In order to play sports again, the governing bodies will have to ensure that the tests acquired are more accurate than what the White House is mostly utilizing right now. With a host of tests coming from different parts of the private sector, that’s not a guarantee.
The pandemic is also exposing proximate concerns about college athletics — while the NCAA is finally moving to allow student-athletes to profit from their name, image, and likeness, would it produce legal liability to have student-athletes on campus if the other students are not?
“Our players are students. If we’re not in college, we’re not having contests,” Big 12 Commissioner Bob Bowlsby said less than a month ago, according to CBSSports.com.
”Our message was, we need to get universities and colleges back open, that we were education-based programs, and we weren’t going to have sports until we had something closer to normal college going on.”
Again, that’s not about moral purity — it’s about money and the possibility of losing a lot of it if the NCAA’s amateurism model legally exposes itself as the fraud that it is.
And the money of it all is coming into more stark relief as athletic programs across the country cut sports. Athletic departments need football to happen at some point in the next year and will face the same financial motivations causing states to risk the lives of their citizens in the name of the economy.
Consider that Bowlsby is not entirely in agreement with NCAA president Mark Emmert. According to Emmert, school presidents believe that students must be on campus to have sports, but Bowlsby thinks that online classes would satisfy that requirement.

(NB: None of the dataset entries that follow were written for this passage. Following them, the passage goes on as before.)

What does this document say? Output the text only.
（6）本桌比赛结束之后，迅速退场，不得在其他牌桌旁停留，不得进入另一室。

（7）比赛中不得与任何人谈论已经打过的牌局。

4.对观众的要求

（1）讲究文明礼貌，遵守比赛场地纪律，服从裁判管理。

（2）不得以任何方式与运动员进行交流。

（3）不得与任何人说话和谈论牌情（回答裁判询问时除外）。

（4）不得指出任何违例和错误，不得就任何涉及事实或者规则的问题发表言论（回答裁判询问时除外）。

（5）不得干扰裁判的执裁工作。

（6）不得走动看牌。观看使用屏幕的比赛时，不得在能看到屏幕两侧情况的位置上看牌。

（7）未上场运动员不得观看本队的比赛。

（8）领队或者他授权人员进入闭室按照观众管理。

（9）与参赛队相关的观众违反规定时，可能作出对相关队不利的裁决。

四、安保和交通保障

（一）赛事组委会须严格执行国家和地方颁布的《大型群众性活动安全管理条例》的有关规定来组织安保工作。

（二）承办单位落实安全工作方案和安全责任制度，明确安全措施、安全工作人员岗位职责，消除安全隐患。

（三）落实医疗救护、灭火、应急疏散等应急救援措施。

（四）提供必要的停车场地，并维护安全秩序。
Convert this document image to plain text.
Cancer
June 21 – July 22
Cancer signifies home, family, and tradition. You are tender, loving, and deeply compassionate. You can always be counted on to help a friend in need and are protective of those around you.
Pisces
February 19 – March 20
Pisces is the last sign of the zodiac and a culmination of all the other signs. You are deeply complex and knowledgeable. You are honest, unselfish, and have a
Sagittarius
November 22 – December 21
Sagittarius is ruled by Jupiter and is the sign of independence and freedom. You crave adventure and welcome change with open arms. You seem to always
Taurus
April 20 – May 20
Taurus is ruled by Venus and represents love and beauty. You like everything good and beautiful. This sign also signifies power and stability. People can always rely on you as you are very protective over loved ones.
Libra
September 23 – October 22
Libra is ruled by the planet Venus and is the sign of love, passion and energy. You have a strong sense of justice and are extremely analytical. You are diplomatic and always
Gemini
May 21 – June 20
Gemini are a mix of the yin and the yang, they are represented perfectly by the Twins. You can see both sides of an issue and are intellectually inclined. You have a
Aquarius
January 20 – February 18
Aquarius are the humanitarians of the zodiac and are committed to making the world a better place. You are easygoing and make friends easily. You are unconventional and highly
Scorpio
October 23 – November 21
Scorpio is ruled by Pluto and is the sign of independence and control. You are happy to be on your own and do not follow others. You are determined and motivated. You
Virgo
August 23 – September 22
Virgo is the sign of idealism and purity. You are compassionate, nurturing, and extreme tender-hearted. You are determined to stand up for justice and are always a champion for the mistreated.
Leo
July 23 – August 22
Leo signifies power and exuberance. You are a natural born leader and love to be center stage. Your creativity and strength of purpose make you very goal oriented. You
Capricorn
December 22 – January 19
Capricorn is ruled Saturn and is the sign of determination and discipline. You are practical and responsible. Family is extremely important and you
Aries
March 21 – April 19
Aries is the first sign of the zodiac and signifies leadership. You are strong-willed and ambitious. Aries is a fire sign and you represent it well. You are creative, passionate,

“The thing that can’t happen is a university can’t decide to not have a fall semester, but they still bring student-athletes back,” Bowlsby said. “At that point they aren’t student-athletes. We need to be pursuing our education. If the new normal is online or some combination of online or in-person, I think that’s a satisfactory environment.”
So, regardless of all the health concerns, simply getting every stakeholder in agreement about how college sports would operate will be a difficult task for Emmert.
But those disagreements are the relatively typical squabbling in an atypical time — the most important issues surround protecting everyone involved and ensuring that a form of entertainment doesn’t jeopardize other people’s health by denying them access to tests.
We all want sports to return — in the middle of unprecedented mass unemployment, my livelihood depends on it — but that return can’t come at the cost of people’s lives, directly or indirectly.
Editor’s note: I’m shutting down the comments because this isn’t InfoWars.